Why I run FreeBSD for my home servers (2024)

Home server use cases and “do you need one?”

  • Common workloads: media (Plex/Jellyfin/Navidrome), ebooks/comics (Calibre/Kavita), backups (UrBackup, ZFS snapshots, offsite sync), file sharing (Samba/NFS/Syncthing), RSS, Home Assistant + MQTT, solar/EV telemetry, game servers (Minecraft), private Git, photo hosting, VPN/exit node, DNS/adblocking, cameras/NVR.
  • Some run personal “cloud” equivalents (Netflix/Kindle/Google Photos/Comixology) for privacy, piracy, or to keep niche/non‑US media.
  • Several emphasize fun/tinkering; others stress you “really don’t need one” and that commercial cloud/NAS is simpler for most people.

FreeBSD vs Linux, with ZFS as a central draw

  • Many run FreeBSD mainly for first‑class, integrated ZFS (including root-on-ZFS, boot environments, tight tooling, no DKMS/module churn).
  • Counterpoint: OpenZFS is shared with Linux; several report years of trouble‑free ZFS on Debian/Ubuntu and see little “jank” beyond out‑of‑tree modules and slower Ubuntu packaging.
  • Some note behavioral differences (e.g., ARC vs Linux page cache interaction, OOM behavior, bootloader complexity) and consider FreeBSD’s ZFS experience still smoother overall.

Systemd: kitchen‑sink vs cohesive platform

  • One major thread attacks the article as essentially a “systemd rant.”
  • Pro‑systemd comments:
    • Consider it the single biggest improvement in Linux administration.
    • Praise unified units for services/timers/mounts/networking, good logging (journalctl queries), portability across distros, and strong fit for large fleets and automation.
  • Anti‑systemd comments:
    • Object to scope creep (journald, networkd, timesyncd, homed, etc.), tight coupling, opaque behavior, and brittle components (journald corruption, DHCP and NTP quirks).
    • Argue it breaks the “do one thing well” ethos and makes basic tasks (DNS, NTP, central logging) harder than classic (r)syslog + ntpd.
  • Some note that non‑systemd Linux distros exist, so avoiding it doesn’t require BSD.

Jails, containers, and deployment style

  • FreeBSD jails are praised for simplicity and longevity; some use them with ZFS datasets and VNET for neat, low‑churn isolation.
  • Others prefer Docker/Compose/Kubernetes:
    • Reproducible environments, easy upgrades, per‑app DBs, and trivial migration between hosts.
    • For some, containers make a home cluster far easier to manage than “pet” hosts.
  • Critics of “Docker everywhere” dislike apps shipping only as containers, bundling their own DBs, and making bare‑metal installs harder; a few deliberately “de‑dockerize” services by reading Dockerfiles.

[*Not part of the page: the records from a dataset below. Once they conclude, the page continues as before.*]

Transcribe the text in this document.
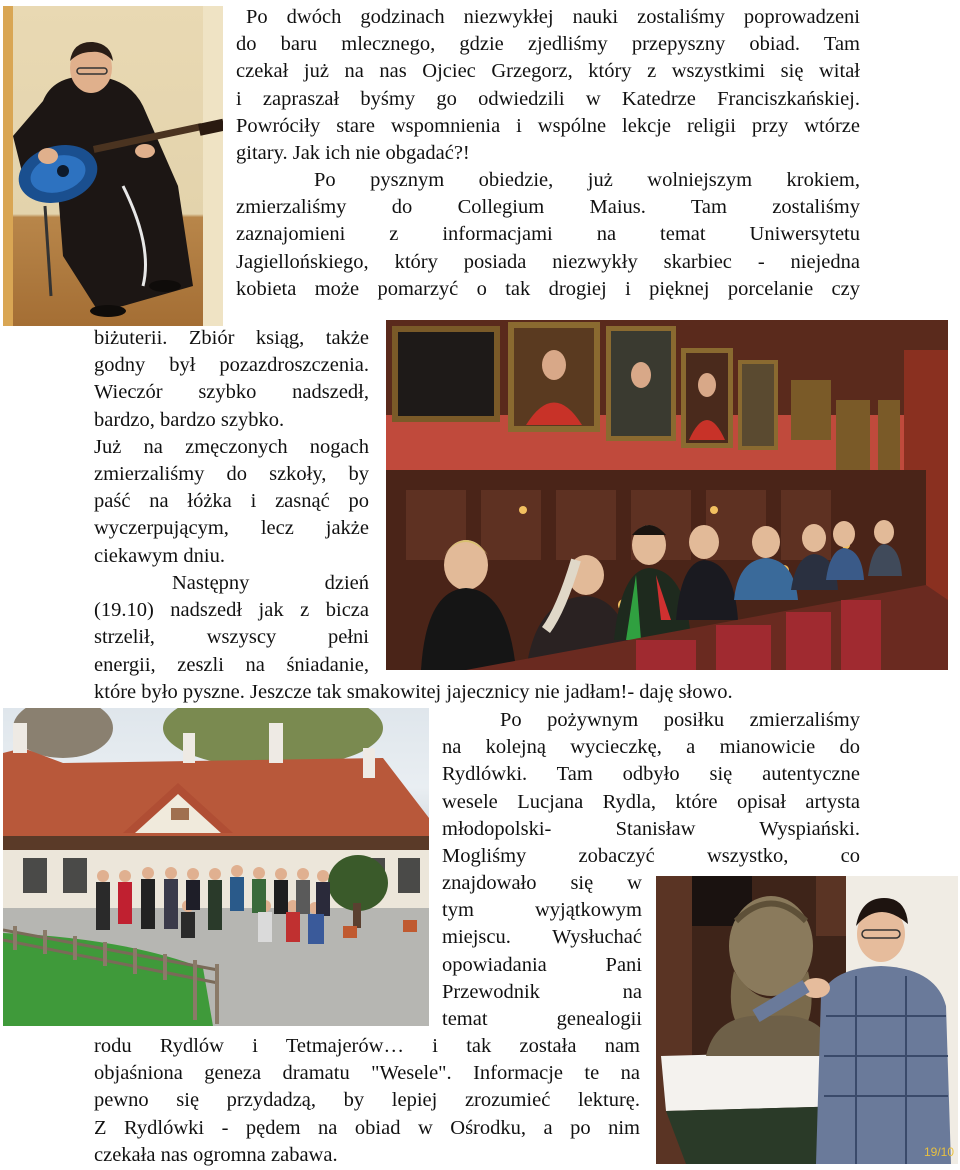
19/10
Po dwóch godzinach niezwykłej nauki zostaliśmy poprowadzeni
do baru mlecznego, gdzie zjedliśmy przepyszny obiad. Tam
czekał już na nas Ojciec Grzegorz, który z wszystkimi się witał
i zapraszał byśmy go odwiedzili w Katedrze Franciszkańskiej.
Powróciły stare wspomnienia i wspólne lekcje religii przy wtórze
gitary. Jak ich nie obgadać?!
Po pysznym obiedzie, już wolniejszym krokiem,
zmierzaliśmy do Collegium Maius. Tam zostaliśmy
zaznajomieni z informacjami na temat Uniwersytetu
Jagiellońskiego, który posiada niezwykły skarbiec - niejedna
kobieta może pomarzyć o tak drogiej i pięknej porcelanie czy
biżuterii. Zbiór ksiąg, także
godny był pozazdroszczenia.
Wieczór szybko nadszedł,
bardzo, bardzo szybko.
Już na zmęczonych nogach
zmierzaliśmy do szkoły, by
paść na łóżka i zasnąć po
wyczerpującym, lecz jakże
ciekawym dniu.
Następny dzień
(19.10) nadszedł jak z bicza
strzelił, wszyscy pełni
energii, zeszli na śniadanie,
które było pyszne. Jeszcze tak smakowitej jajecznicy nie jadłam!- daję słowo.
Po pożywnym posiłku zmierzaliśmy
na kolejną wycieczkę, a mianowicie do
Rydlówki. Tam odbyło się autentyczne
wesele Lucjana Rydla, które opisał artysta
młodopolski- Stanisław Wyspiański.
Mogliśmy zobaczyć wszystko, co
znajdowało się w
tym wyjątkowym
miejscu. Wysłuchać
opowiadania Pani
Przewodnik na
temat genealogii
rodu Rydlów i Tetmajerów… i tak została nam
objaśniona geneza dramatu "Wesele". Informacje te na
pewno się przydadzą, by lepiej zrozumieć lekturę.
Z Rydlówki - pędem na obiad w Ośrodku, a po nim
czekała nas ogromna zabawa.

FreeBSD strengths highlighted

  • Perceived as cohesive, “designed” system: clear base vs ports/pkg split; consistent tools (ifconfig, pf, jails) that don’t churn.
  • Handbook and man pages are repeatedly praised as high‑quality, stable documentation.
  • Changes are slow and conservative, which many see as ideal for long‑lived home servers.

FreeBSD weaknesses and practical blockers

  • Hardware support is a recurring pain point, especially Wi‑Fi (modern 802.11n/ac), some SATA/USB NICs, and laptops; several report installs that won’t even boot where Linux works fine.
  • Desktop/laptop UX lags: more manual setup for X/Wayland, brightness, suspend, and Wi‑Fi compared to Linux and OpenBSD.
  • Ecosystem gaps: weaker Docker story, fewer third‑party docs/blogs, many modern apps distributing only Docker images or Linux packages.

Ease of self‑hosting and “normal people”

  • Multiple commenters argue the real barrier isn’t Linux vs BSD but complexity: non‑admins won’t maintain jails, pkg upgrades, or compose files.
  • Docker + simple web UIs (Portainer, etc.) or turnkey NAS devices are seen as the only realistic path for small businesses and families.
  • Some see the article as a personal preference piece that doesn’t address this usability problem.